Resultó ser un asunto unilateral en Santa Clara, ya que los Patriots no lograron causar ningún problema importante a los Seahawks esa noche, con una selección tardía del mariscal de campo Drake Maye que resultó ser el último clavo en el ataúd.
A pesar de su comodidad esa noche, Macdonald todavía no se dejó llevar hasta que la victoria y el Super Bowl fueron oficialmente suyos.
En un conmovedor vídeo difundido por la NFL, el entrenador de Seattle dice en el banquillo mientras la victoria está asegurada: “¡Dios mío! Los enfrentamos. Ganamos, se acabó”.
Luego les dijo repetidamente a sus compañeros entrenadores: “Acabamos de ganar el Super Bowl”.
El entrenador de los Seahawks, Mike Macdonald, se fue incrédulo cuando se selló su victoria en el Super Bowl.
Luego, los jugadores de los Seahawks siguieron la tradición habitual de la NFL de cubrir a Macdonald con Gatorade para celebrar su victoria en el Levi’s Stadium.
Fue el primer campeonato del jugador de 38 años como entrenador en jefe después de solo dos temporadas después de su paso por Seattle, habiendo ocupado múltiples puestos para los Baltimore Ravens.

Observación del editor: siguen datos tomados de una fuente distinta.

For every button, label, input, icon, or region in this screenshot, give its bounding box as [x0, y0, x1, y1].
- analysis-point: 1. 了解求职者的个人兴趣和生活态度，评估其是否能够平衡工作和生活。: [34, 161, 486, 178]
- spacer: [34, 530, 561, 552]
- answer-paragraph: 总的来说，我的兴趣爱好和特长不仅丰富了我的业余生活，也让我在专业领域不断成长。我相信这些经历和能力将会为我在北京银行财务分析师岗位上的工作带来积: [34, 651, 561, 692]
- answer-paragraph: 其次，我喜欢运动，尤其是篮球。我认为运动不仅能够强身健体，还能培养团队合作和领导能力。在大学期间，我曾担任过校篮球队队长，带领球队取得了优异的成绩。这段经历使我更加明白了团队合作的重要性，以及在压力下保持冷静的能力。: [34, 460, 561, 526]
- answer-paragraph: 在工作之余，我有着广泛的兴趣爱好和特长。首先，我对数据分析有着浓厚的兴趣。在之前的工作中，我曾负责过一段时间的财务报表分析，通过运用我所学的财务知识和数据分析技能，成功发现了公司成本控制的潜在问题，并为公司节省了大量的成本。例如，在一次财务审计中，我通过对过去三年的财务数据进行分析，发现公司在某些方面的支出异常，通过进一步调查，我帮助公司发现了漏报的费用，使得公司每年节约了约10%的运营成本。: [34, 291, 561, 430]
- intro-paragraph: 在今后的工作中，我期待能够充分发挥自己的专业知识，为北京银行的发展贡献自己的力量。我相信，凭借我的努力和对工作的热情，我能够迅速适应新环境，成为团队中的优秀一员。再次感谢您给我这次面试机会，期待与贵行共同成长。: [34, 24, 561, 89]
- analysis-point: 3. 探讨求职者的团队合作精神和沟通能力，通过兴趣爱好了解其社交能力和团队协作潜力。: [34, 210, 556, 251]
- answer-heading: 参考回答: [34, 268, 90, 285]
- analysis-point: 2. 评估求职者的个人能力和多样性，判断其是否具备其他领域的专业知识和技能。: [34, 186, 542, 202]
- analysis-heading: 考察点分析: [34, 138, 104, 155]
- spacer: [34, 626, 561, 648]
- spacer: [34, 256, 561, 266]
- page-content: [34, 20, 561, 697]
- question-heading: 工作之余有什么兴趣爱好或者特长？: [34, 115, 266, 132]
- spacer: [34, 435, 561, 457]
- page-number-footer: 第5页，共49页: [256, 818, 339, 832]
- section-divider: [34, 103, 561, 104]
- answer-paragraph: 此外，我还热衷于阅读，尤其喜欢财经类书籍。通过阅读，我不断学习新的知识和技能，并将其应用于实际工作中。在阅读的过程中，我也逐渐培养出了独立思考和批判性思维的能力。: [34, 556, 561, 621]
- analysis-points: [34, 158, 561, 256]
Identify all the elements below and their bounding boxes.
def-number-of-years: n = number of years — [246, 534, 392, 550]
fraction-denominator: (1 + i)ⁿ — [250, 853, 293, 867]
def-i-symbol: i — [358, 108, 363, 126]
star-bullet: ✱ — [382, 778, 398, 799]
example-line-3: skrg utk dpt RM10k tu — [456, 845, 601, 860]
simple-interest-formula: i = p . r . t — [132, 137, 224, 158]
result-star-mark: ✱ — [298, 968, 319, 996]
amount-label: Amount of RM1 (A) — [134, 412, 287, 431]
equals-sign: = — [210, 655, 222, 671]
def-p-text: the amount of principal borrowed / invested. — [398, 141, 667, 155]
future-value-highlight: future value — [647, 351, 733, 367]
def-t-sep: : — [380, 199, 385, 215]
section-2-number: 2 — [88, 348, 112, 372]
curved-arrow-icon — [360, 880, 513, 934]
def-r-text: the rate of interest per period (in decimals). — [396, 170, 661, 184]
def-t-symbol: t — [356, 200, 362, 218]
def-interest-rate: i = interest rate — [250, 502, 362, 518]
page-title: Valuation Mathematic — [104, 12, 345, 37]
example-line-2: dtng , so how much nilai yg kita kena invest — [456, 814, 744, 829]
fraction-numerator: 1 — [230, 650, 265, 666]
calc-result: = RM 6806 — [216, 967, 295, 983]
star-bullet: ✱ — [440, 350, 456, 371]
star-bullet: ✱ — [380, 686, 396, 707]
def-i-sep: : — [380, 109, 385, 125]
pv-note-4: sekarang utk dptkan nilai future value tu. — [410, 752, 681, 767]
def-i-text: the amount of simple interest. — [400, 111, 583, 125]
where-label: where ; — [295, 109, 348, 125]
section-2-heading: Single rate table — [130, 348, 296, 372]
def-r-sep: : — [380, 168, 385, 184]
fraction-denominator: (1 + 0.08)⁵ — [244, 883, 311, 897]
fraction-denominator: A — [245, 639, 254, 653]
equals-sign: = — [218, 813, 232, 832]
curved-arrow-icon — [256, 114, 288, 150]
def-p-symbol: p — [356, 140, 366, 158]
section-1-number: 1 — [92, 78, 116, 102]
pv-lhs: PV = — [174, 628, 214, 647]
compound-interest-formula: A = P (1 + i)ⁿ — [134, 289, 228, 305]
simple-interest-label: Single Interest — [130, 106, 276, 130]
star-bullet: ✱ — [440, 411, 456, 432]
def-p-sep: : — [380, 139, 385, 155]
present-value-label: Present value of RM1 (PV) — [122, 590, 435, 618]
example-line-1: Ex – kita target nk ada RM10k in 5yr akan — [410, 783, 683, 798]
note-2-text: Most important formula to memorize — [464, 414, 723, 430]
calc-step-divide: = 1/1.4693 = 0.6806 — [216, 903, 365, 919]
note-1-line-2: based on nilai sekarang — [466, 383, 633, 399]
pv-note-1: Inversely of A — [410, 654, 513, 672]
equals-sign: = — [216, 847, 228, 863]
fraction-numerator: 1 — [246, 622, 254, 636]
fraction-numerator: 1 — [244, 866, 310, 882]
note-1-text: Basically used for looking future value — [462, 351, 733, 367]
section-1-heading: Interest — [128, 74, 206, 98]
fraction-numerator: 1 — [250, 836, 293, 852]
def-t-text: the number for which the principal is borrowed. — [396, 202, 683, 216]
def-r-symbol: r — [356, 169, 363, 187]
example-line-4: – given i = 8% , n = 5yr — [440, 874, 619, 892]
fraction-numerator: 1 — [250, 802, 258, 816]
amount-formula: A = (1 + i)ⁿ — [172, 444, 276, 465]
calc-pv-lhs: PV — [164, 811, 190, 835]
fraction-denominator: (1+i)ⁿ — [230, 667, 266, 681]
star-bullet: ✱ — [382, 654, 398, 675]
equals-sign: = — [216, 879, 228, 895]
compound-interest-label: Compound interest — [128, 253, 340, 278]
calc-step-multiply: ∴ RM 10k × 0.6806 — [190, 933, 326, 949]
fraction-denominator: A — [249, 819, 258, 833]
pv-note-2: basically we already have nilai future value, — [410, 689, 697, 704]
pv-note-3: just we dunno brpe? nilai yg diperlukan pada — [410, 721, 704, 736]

El corredor sensación Kenneth Walker III fue nombrado MVP del Super Bowl después de una actuación impresionante que lo vio registrar 27 acarreos para 135 yardas para el equipo de Macdonald, mientras que el mariscal de campo Sam Darnold lanzó para 202 yardas y un touchdown.
Otro héroe de la noche para Seattle fue el pateador Jason Myers, quien pudo convertir cinco goles de campo y un punto extra ante los Patriots.